Kotożbik przepuścił atak na człowieka. Mężczyzna został ciężko ranny
W gminie Dobra koło Limanowej w województwie małopolskim doszło do niebezpiecznego incydentu. Przebywający na terenie swojej posesji mężczyzna został nagle zaatakowany przez wyjątkowo agresywne zwierzę. Jak się okazało, była to mieszanka kota domowego ze żbikiem. Mężczyzna doznał poważnych obrażeń, a weterynarze apelują, by nie wypuszczać kotów i sterylizować te, które żyją na wolności.
O groźnej sytuacji poinformowała na sesji lokalnego samorządu powiatowa lekarka weterynarii, Aneta Kawula. Została ona wezwana na miejsce zdarzenia i zidentyfikowała kotożbika. Zwierzę na szczęście nie cierpiało na wściekliznę i inne choroby, które mogłyby zagrozić pogryzionemu mężczyźnie. Weterynarze ostrzegają, że takie sytuacje mogą zdarzać się coraz częściej.
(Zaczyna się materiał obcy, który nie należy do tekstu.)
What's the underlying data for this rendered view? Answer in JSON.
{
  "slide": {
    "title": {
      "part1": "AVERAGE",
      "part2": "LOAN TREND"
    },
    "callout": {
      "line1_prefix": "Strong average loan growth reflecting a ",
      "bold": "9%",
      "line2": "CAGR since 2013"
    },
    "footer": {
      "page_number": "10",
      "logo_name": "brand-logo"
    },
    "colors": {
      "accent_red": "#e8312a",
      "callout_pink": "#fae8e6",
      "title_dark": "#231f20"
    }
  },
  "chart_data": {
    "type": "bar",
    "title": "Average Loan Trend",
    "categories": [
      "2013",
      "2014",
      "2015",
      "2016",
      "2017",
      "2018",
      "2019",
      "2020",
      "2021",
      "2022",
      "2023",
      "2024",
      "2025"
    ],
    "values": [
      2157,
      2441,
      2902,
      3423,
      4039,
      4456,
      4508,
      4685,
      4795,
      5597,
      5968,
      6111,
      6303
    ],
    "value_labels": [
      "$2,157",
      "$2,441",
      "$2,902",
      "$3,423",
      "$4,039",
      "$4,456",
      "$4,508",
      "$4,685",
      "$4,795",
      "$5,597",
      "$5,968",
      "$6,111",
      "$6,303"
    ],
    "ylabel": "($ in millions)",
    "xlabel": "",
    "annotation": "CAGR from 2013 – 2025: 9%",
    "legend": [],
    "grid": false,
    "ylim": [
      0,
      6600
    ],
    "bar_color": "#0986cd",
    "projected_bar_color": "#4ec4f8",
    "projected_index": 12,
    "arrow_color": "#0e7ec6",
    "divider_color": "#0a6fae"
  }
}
Kotożbik zaatakował i mocno pogryzł człowieka. Weterynarze apelują o sterylizację kotów
Zobacz również:
Do ataku na mężczyznę doszło, gdy prowadził on rutynowy wieczorny obrządek w swoim gospodarstwie rolnym. Gdy wyszedł z budynku, został nagle zaatakowany przez dziwne zwierzę, które przypominało wprawdzie kota, ale było zdecydowanie bardziej agresywne.
Kotożbik rzucił się na mężczyznę i wielokrotnie, mocno go pogryzł. Mężczyzna musiał wręcz walczyć z agresorem, ponieważ zwierzę nie chciało odpuścić. Ostatecznie był zmuszony je zabić.
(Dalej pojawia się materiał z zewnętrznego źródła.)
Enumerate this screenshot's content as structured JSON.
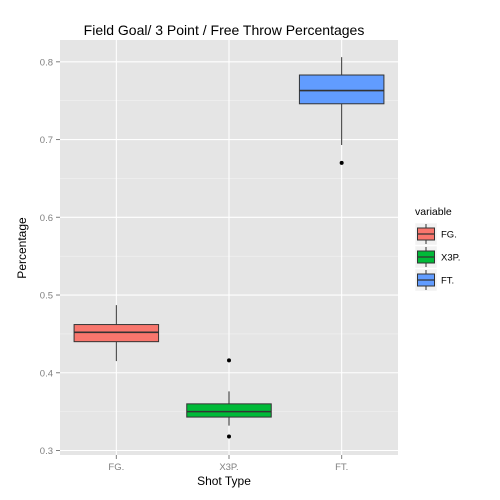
{
  "chart_data": {
    "type": "boxplot",
    "title": "Field Goal/ 3 Point / Free Throw Percentages",
    "xlabel": "Shot Type",
    "ylabel": "Percentage",
    "categories": [
      "FG.",
      "X3P.",
      "FT."
    ],
    "ylim": [
      0.3,
      0.8
    ],
    "yticks": [
      0.3,
      0.4,
      0.5,
      0.6,
      0.7,
      0.8
    ],
    "ytick_labels": [
      "0.3",
      "0.4",
      "0.5",
      "0.6",
      "0.7",
      "0.8"
    ],
    "grid": true,
    "legend": {
      "title": "variable",
      "position": "right",
      "entries": [
        "FG.",
        "X3P.",
        "FT."
      ]
    },
    "series": [
      {
        "category": "FG.",
        "color": "#F8766D",
        "whisker_low": 0.415,
        "q1": 0.44,
        "median": 0.452,
        "q3": 0.462,
        "whisker_high": 0.487,
        "outliers": []
      },
      {
        "category": "X3P.",
        "color": "#00BA38",
        "whisker_low": 0.332,
        "q1": 0.343,
        "median": 0.35,
        "q3": 0.36,
        "whisker_high": 0.376,
        "outliers": [
          0.416,
          0.318
        ]
      },
      {
        "category": "FT.",
        "color": "#619CFF",
        "whisker_low": 0.693,
        "q1": 0.746,
        "median": 0.763,
        "q3": 0.783,
        "whisker_high": 0.806,
        "outliers": [
          0.67
        ]
      }
    ]
  }
}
W wyniku starcia mężczyzna miał bardzo głębokie obrażenia na obu rękach oraz nodze. Przybyła na miejsce lekarka weterynarii, Aneta Kawula od razu stwierdziła, że bez wątpienia zwierzę nie jest europejskim kotem domowym, ale hybrydą. Jego zwłoki zostały przebadane w laboratorium, gdzie tylko upewniono się, że pogryziony mężczyzna stoczył bój z kotożbikiem. Na szczęście, zwierzę nie cierpiało na wściekliznę ani inne groźne choroby.
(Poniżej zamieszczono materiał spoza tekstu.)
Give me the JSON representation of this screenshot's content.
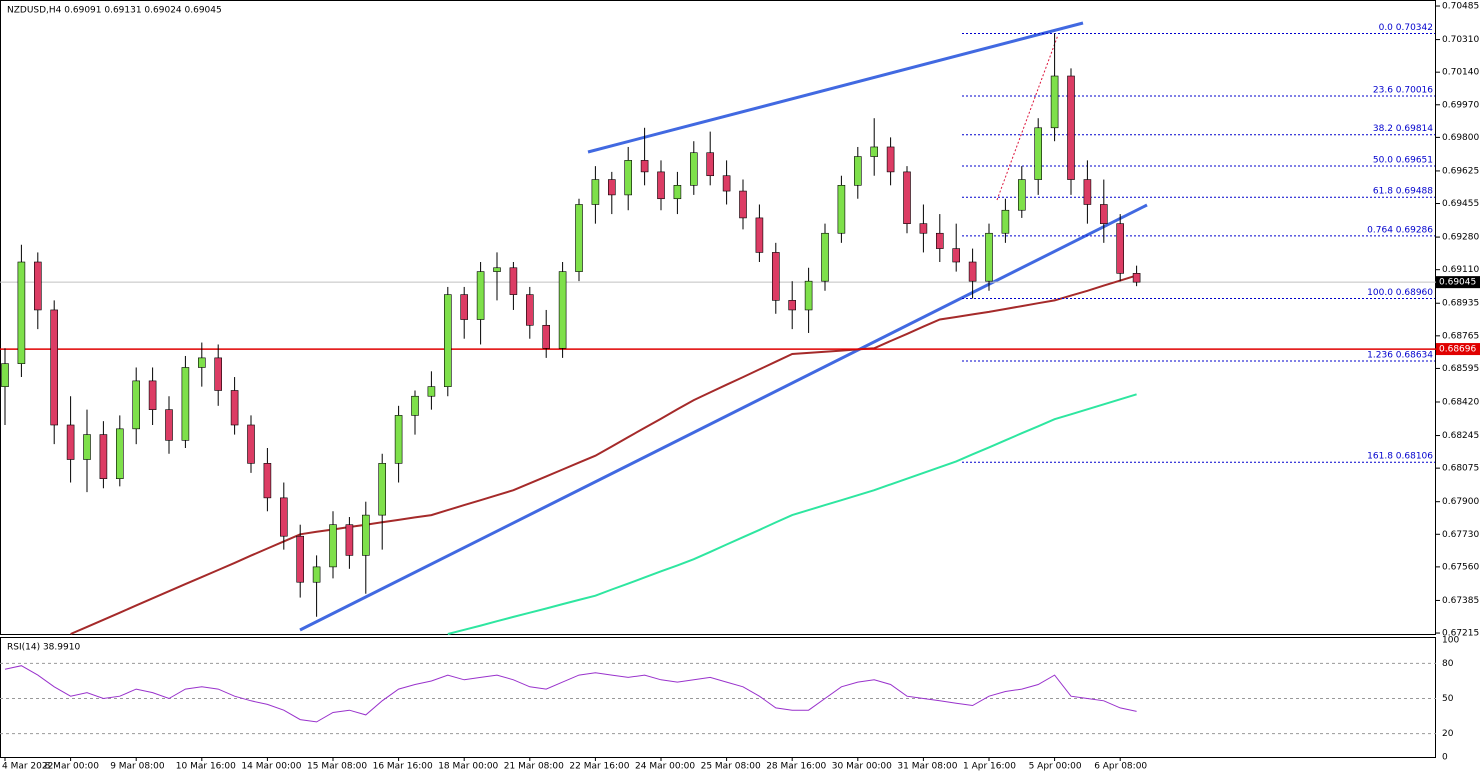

Kotożbiki to zwierzęta będące hybrydą kota oraz żbika. Są one bardzo niebezpieczne, bo o ile żbiki unikają kontaktu z człowiekiem, to kotożbiki są już bardziej odważne. Stanowią one poważne zagrożenie od strony przyrodniczej - zagrażają bowiem populacji żbików, które są wystawione na przenoszone przez nie choroby, również śmiertelne. Rosnąca populacja kotożbików może doprowadzić do całkowitego zaniku żbików o czystej puli genetycznej, która w Polsce wynosi obecnie około 200 osobników.
Weterynarze i zoolodzy apelują, by nie wypuszczać kotów samopas, a te już wolno żyjące odławiać i poddawać sterylizacji. To jedyny sposób walki z rosnącą populacją kotożbików. By pomóc żbikom, warto wspierać także organizacje chroniące ten ginący gatunek.
Jak tłumaczą przedstawiciele organizacji prozwierzęcej WWF, dawniej na ślady żbika można było natrafić w wielu miejscach Polski. Obecnie obszar ich występowania w Polsce ogranicza się do kilku miejsc w Karpatach, głównie we wschodniej części. Pomimo ochrony gatunkowej, populacja żbika nie odradza się. Mała liczba żbików w środowisku naturalnym i bliskie sąsiedztwo kotów domowych, sprawiają, że krzyżują się one i tracą czystość gatunku.